4. Conclusion and outlook
The industry is changing rapidly, and new BTC L2s are born every second, but what remains unchanged is the inevitable trend of the BTC ecosystem developing towards the second layer. BTC is a train that everyone wants to get on. From a plan perspective, side chains are just passengers who bought tickets. They only use cross-chain bridges to connect with BTC, but they can be used at the earliest. DA-type projects are trying to build a BTC version of Celestia and Eigenlayer. They have enough gimmicks and there are opportunities under the broad consensus of modularity. By uploading DA and using BTC scripts to implement some simple BTC on-chain mechanisms (mostly borrowing from BitVM’s bit commitment ideas), Rollups have barely stepped into the BTC security compartment. Who says that a sovereign Rollup that relies on self-verification is not a Rollup? (You need to thank Celestia for its long-term CX for sovereign Rollup) The crown jewel of BTC L2 is the use of BTC script logic to verify the proof of Rollup upload. Currently, only BitVM and Atomicals' AVM are trying, which is infinitely close to ETH. Rollup's safe relationship. At present, it seems out of reach at the implementation level, but the unblocking of new operators such as op_cat seems to further accelerate its process. BitVM may be implemented faster than everyone expects.

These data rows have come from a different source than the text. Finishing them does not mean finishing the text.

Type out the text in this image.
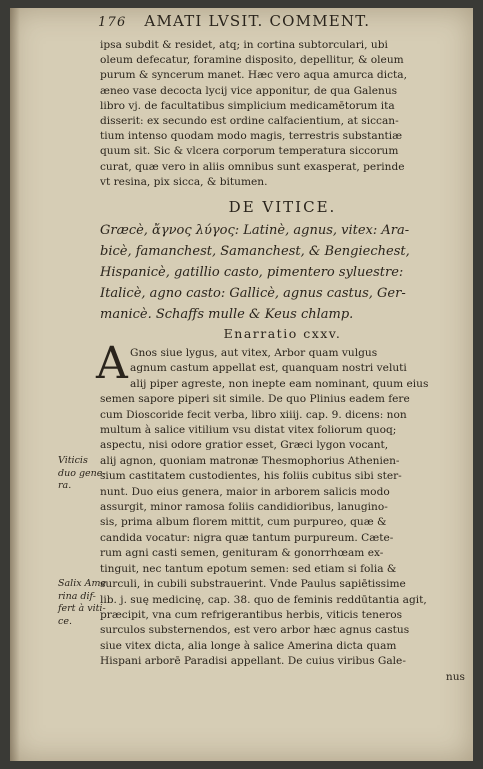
176 AMATI LVSIT. COMMENT.
ipsa subdit & residet, atq; in cortina subtorculari, ubi
oleum defecatur, foramine disposito, depellitur, & oleum
purum & syncerum manet. Hæc vero aqua amurca dicta,
æneo vase decocta lycij vice apponitur, de qua Galenus
libro vj. de facultatibus simplicium medicamētorum ita
disserit: ex secundo est ordine calfacientium, at siccan-
tium intenso quodam modo magis, terrestris substantiæ
quum sit. Sic & vlcera corporum temperatura siccorum
curat, quæ vero in aliis omnibus sunt exasperat, perinde
vt resina, pix sicca, & bitumen.
DE VITICE.
Græcè, ἄγνος λύγος: Latinè, agnus, vitex: Ara-
bicè, famanchest, Samanchest, & Bengiechest,
Hispanicè, gatillio casto, pimentero syluestre:
Italicè, agno casto: Gallicè, agnus castus, Ger-
manicè. Schaffs mulle & Keus chlamp.
Enarratio cxxv.
A Gnos siue lygus, aut vitex, Arbor quam vulgus
agnum castum appellat est, quanquam nostri veluti
alij piper agreste, non inepte eam nominant, quum eius
semen sapore piperi sit simile. De quo Plinius eadem fere
cum Dioscoride fecit verba, libro xiiij. cap. 9. dicens: non
multum à salice vitilium vsu distat vitex foliorum quoq;
aspectu, nisi odore gratior esset, Græci lygon vocant,
alij agnon, quoniam matronæ Thesmophorius Athenien-
sium castitatem custodientes, his foliis cubitus sibi ster-
nunt. Duo eius genera, maior in arborem salicis modo
assurgit, minor ramosa foliis candidioribus, lanugino-
sis, prima album florem mittit, cum purpureo, quæ &
candida vocatur: nigra quæ tantum purpureum. Cæte-
rum agni casti semen, genituram & gonorrhœam ex-
tinguit, nec tantum epotum semen: sed etiam si folia &
surculi, in cubili substrauerint. Vnde Paulus sapiētissime
lib. j. suę medicinę, cap. 38. quo de feminis reddūtantia agit,
præcipit, vna cum refrigerantibus herbis, viticis teneros
surculos substernendos, est vero arbor hæc agnus castus
siue vitex dicta, alia longe à salice Amerina dicta quam
Hispani arborē Paradisi appellant. De cuius viribus Gale-
nus
Viticis
duo gene-
ra.
Salix Ame
rina dif-
fert à viti-
ce.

After in-depth analysis and discussion of BTC L2 technology, we realize that despite the challenges, the future of the BTC ecosystem is full of infinite possibilities. From the consensus of fair distribution to the inscription-based expansion plan, to the pursuit of a fully mature expansion plan that shares strong security with BTC, the Bitcoin ecosystem is undergoing historic changes. Not only are these technologies expected to significantly improve the scalability and efficiency of the BTC network, they will also introduce new asset types and transaction methods, opening up new opportunities for users and developers. However, successfully achieving these goals requires a concerted effort of community consensus, technical maturity, and practical validation. In the search for the most effective L2 solutions, security, decentralization, and optimizing user experience will remain top priorities. Looking to the future, with technological advancement and community collaboration, BTC L2 technology is expected to unleash new potential in the Bitcoin ecosystem and bring more innovation and value to the cryptocurrency world.